The tension is a product of actions taken by lawmakers in response to the landmark school funding lawsuit known as McCleary.
In the court case, parents and teachers successfully sued to force the state to amply fund basic education, including wages of school employees. Since the 2012 decision, lawmakers have boosted school funding by roughly $9 billion, including $1 billion this year and $1 billion last year for educator salaries.
Some of the money will go to boost the annual salary for first-year teachers to a minimum of $40,000 starting with the 2018-19 school year. It is currently around $36,500 for new teachers.
And some will be used to increase the statewide average salary for teachers to $71,711, for classified staff to $51,437 and for administrators to $106,473. There is also money for a cost-of-living increase for all teachers.
Earnings of most teachers in Snohomish County are already above the new state benchmarks because their districts use local levy collections to pay higher salaries.

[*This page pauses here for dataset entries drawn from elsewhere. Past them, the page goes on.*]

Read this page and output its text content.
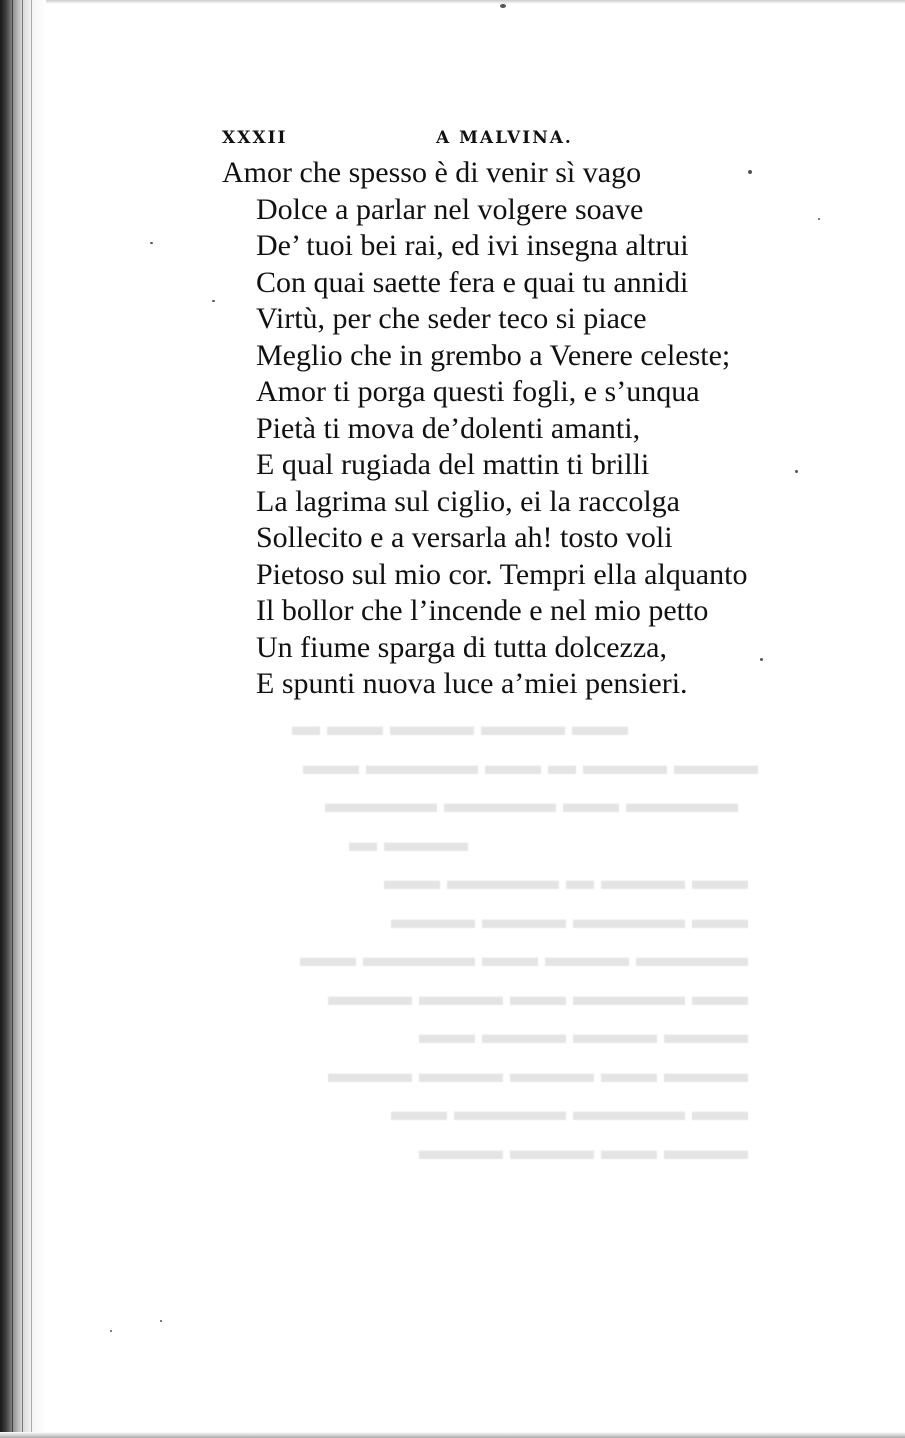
XXXII	A MALVINA.
Amor che spesso è di venir sì vago
Dolce a parlar nel volgere soave
De’ tuoi bei rai, ed ivi insegna altrui
Con quai saette fera e quai tu annidi
Virtù, per che seder teco si piace
Meglio che in grembo a Venere celeste;
Amor ti porga questi fogli, e s’unqua
Pietà ti mova de’dolenti amanti,
E qual rugiada del mattin ti brilli
La lagrima sul ciglio, ei la raccolga
Sollecito e a versarla ah! tosto voli
Pietoso sul mio cor. Tempri ella alquanto
Il bollor che l’incende e nel mio petto
Un fiume sparga di tutta dolcezza,
E spunti nuova luce a’miei pensieri.
▬▬ ▬▬▬ ▬▬▬ ▬▬ ▬
▬▬▬ ▬▬▬ ▬ ▬▬ ▬▬▬▬ ▬▬
▬▬▬▬ ▬▬ ▬▬▬▬ ▬▬▬▬
▬▬▬ ▬
▬▬ ▬▬▬ ▬ ▬▬▬▬ ▬▬
▬▬ ▬▬▬▬ ▬▬▬ ▬▬▬
▬▬▬▬ ▬▬▬ ▬▬ ▬▬▬▬ ▬▬
▬▬ ▬▬▬▬ ▬▬ ▬▬▬ ▬▬▬
▬▬▬ ▬▬▬ ▬▬▬ ▬▬
▬▬▬ ▬▬ ▬▬▬ ▬▬▬ ▬▬▬
▬▬ ▬▬▬▬ ▬▬▬▬ ▬▬
▬▬▬ ▬▬ ▬▬▬ ▬▬▬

In Mukilteo, a new teacher with a bachelor of arts degree will make $51,856 while an instructor with at least 25 years of experience and a doctorate will earn at least $99,949. Roughly a third of a veteran teacher salary now comes from local dollars.
Lawmakers didn’t just add money for salaries this year. They also eliminated the state salary schedule spelling out what teachers would earn with additional years of experience and post-secondary education. And they also capped what districts can raise through their own levies and limited how those dollars are spent.
Around the state, most districts are dealing with the changes as part of negotiations on a new collective bargaining agreement with their teachers. Mukilteo is one of the few districts in the state with a multi-year contract and thus is in a different situation.
Muntz said they are willing to talk about compensation and other changes such as the adding of a professional development day. Reopening the entire contract is not required, he said.
Wiebe contends Mukilteo is the only district taking this stance.
“That’s outrageous and unreasonable, and the district’s excuses are bogus,” she said.